Fino al 2013 gli ausiliari biologici prodotti dalla struttura venivano forniti gratuitamente agli agricoltori che ne facevano richiesta. A partire dal 2013 gli insetti utili sono stati forniti alle aziende a un prezzo calmierato, seguendo un complesso protocollo fatto di domande da consegnare brevi manu, iscrizione in apposito albo, notifica di bonifici bancari relativi ai pagamenti anticipati e altro ancora, il tutto gestito rigorosamente a mano, senza l’ausilio di mezzi informatici né procedure gestionali. Per non parlare della logistica: le consegne del materiale avvengono solo nella biofabbrica.
Ma non è questo l’unico motivo che giustificherebbe il numero così esiguo di aziende che hanno avuto accesso al servizio. Per prima cosa c’è da considerare che buona parte degli imprenditori agricoli siciliani non conosce nemmeno l’esistenza della struttura di Ramacca, tanto che quasi tutti ancora oggi finiscono per rivolgersi alla Bioplanet di Cesena.
Ci sono poi i limiti imposti per contratto alla Spata Srl di Catania che anni fa ha vinto il bando pubblico per la gestione dell’impianto Esa. La società riceve ogni anno (non sempre con puntualità) dall’ente una cifra vicina ai 300 mila euro per i costi del personale (tecnici specializzati, agronomi ed entomologi) che mette a disposizione e per l’acquisto dei materiali necessari per la produzione degli ausiliari biologici. L’Ente di Sviluppo Agricolo, poi, secondo il contratto di servizio, avrebbe dovuto garantire la disponibilità di cinque operai, ma non sempre è riuscito ad onorare l’impegno.
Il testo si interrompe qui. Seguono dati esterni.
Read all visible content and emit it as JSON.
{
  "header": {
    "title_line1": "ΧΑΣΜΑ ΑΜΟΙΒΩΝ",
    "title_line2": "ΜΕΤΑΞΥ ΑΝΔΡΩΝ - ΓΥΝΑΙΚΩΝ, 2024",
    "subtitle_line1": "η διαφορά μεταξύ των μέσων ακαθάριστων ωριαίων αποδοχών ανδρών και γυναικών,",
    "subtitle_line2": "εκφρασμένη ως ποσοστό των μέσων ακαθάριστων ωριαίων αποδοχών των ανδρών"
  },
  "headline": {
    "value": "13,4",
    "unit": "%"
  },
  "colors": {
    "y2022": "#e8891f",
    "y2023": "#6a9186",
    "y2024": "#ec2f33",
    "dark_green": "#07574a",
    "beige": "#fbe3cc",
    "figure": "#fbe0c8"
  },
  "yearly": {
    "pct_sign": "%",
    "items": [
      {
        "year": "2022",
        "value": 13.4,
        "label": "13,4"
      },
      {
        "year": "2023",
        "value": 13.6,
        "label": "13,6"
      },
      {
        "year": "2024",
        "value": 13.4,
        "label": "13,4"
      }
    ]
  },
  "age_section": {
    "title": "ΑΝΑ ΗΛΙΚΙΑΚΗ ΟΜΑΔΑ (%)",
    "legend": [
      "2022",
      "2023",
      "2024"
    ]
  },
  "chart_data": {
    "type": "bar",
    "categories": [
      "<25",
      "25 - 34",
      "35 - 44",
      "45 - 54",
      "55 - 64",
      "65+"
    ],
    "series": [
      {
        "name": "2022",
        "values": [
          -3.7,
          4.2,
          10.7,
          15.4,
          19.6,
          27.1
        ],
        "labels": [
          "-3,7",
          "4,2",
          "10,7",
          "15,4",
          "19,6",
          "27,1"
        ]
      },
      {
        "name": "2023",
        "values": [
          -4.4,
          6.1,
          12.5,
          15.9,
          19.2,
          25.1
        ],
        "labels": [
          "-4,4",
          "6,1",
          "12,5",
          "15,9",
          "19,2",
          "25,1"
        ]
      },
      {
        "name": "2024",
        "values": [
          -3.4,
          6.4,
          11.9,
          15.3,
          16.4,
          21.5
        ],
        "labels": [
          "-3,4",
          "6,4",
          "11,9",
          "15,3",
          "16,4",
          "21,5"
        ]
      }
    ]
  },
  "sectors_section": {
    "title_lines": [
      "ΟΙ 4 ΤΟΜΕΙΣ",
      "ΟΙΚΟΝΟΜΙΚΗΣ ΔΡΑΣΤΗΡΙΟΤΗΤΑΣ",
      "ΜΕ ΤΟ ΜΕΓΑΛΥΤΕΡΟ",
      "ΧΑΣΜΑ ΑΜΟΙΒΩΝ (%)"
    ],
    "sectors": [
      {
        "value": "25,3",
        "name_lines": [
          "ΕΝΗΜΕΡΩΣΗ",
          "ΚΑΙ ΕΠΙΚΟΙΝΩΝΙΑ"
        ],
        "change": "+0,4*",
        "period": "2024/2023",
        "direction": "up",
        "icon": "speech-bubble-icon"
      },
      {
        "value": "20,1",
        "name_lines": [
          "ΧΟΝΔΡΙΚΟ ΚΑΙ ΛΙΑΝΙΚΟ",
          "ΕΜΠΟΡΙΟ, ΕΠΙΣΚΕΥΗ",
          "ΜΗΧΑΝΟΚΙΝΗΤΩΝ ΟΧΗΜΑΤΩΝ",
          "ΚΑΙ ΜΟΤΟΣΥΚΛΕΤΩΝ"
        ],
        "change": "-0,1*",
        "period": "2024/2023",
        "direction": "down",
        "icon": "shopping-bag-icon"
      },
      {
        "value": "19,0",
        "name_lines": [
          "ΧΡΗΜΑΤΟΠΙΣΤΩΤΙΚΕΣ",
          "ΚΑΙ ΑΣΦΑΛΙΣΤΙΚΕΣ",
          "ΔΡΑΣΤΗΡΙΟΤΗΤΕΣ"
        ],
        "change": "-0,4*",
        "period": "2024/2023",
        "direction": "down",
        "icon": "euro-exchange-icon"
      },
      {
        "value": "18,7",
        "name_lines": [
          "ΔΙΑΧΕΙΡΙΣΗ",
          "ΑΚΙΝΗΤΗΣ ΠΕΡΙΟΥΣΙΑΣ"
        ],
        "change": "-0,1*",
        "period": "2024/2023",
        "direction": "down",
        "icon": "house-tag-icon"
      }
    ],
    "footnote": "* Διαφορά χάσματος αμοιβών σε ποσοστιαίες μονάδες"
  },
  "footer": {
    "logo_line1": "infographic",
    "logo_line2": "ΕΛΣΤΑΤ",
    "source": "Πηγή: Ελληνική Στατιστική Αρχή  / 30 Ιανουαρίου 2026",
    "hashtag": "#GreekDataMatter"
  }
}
Ma al di là di tutto questo, c’è stata la totale assenza di “visione” da parte dell’ente che, sempre in bilico tra cancellazione e rilancio, da alcuni decenni non ha né una governance stabile nè gode più del sostanzioso sostegno finanziario che un tempo assicurava la Regione.
La biofabbrica di Ramacca, insomma, è paragonabile a una Ferrari un po’ acciaccata e da revisionare, che avanza solo con un filo di gas. Del potenziamento ne parlano tutti: l’assessore all’Agricoltura, il direttore del Dipartimento regionale Agricoltura, il cda e il direttore dell’Esa. Per farlo ci vogliono investimenti e grandi competenze. Due cose, almeno per ora, non facili da trovare.